Price differences between the two are so minimal these days that some consumers are opting to spend a little more for what many believe is a higher-quality egg.
Bramble Hollow Farm in Bedford County produces eggs from pastured hens. Those chickens are fed non-GMO feed to supplement and are allowed to range to forage for insects, seeds, and grasses.
“The stereotypical idea is that local products or biological or organic products are a little more expensive,” said Bramble Hollow Farm owner Brent Wills. “One of the reasons that they are that way is because the cost of production is a little higher. It’s really about how you value your community and sort of the end product that you’re buying for your family.”
Wills runs Bramble Hollow with his wife and children. His teenage son Jack handles the egg operation.
“They lay up here and the eggs roll down,” said Jack Wills as he toured the hen enclosure.
Bramble Hollow sells eggs for $6.50 a dozen.
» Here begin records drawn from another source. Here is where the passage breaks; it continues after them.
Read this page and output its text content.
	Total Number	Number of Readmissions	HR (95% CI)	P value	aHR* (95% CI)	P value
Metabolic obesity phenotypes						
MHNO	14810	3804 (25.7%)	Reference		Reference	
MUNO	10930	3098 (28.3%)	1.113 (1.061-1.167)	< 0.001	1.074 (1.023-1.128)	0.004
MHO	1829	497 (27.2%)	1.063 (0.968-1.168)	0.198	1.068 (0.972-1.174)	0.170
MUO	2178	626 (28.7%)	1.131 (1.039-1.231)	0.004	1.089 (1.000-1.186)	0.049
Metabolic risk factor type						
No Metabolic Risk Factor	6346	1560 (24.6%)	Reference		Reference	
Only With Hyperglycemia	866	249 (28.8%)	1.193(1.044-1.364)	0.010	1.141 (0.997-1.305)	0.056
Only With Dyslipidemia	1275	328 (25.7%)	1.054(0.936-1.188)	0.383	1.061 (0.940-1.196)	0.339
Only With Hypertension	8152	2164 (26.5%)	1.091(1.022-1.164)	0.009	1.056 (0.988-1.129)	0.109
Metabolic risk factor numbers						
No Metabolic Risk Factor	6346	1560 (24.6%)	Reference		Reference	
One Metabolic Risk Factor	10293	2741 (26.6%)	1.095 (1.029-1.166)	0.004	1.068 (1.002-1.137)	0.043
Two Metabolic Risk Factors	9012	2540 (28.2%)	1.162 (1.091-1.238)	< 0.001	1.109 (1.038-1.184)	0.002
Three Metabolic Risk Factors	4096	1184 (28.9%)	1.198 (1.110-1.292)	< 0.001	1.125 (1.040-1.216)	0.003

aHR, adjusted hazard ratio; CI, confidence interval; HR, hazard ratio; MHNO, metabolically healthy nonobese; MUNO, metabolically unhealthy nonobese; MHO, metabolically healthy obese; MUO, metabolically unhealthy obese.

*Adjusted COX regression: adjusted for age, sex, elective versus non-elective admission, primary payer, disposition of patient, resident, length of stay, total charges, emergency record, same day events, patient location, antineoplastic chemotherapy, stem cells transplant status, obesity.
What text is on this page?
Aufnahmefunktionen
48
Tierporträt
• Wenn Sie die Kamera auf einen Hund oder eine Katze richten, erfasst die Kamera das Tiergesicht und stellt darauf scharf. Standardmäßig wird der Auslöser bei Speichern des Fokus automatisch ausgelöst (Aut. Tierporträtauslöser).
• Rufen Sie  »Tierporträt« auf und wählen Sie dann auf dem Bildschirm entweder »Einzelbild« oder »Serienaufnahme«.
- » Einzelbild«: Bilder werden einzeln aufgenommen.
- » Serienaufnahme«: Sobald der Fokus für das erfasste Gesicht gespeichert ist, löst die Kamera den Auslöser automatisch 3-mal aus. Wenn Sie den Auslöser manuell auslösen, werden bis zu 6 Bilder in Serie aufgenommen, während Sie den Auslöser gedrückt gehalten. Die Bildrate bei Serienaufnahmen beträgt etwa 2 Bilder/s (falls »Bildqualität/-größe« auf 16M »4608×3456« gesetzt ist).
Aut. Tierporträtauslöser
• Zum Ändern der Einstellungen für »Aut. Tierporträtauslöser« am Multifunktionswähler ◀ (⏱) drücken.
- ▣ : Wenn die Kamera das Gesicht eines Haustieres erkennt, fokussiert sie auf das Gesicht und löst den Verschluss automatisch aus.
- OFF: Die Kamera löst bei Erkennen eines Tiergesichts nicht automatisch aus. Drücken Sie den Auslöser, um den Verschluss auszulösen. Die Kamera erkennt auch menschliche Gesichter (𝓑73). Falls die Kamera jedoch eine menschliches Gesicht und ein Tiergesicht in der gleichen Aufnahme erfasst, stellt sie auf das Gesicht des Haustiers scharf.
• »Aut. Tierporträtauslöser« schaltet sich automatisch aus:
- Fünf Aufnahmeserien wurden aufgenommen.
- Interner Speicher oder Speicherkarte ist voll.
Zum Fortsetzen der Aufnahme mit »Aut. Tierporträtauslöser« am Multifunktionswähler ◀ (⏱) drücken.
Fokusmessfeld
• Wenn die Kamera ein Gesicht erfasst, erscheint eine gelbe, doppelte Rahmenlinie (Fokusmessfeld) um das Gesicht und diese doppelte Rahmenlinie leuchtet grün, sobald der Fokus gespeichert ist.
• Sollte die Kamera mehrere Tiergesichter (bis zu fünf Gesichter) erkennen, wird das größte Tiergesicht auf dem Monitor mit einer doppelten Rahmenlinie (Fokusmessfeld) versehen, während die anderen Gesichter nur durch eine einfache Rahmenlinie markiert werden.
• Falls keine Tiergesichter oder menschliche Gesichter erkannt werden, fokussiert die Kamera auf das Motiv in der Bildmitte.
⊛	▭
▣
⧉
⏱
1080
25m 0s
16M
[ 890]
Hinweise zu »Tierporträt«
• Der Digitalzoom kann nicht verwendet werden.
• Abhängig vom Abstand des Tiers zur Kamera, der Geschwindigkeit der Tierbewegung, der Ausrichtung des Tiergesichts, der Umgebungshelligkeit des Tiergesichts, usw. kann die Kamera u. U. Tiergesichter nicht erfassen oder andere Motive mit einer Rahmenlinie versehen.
Local grocery stores sell eggs from $4.25 to $6.00 a dozen, depending on location. The price difference is so little that many consumers are paying slightly higher prices for the local eggs, and that keeps those consumer dollars local, boosting the local farm economy.
Plus, Brent Wills says consumers are getting a higher quality product from local egg producers: “All you have to do is put them side by side. Take a store-bought egg and put it next to a local egg that’s raised on a pasture, there’s really no way to claim there’s no difference.”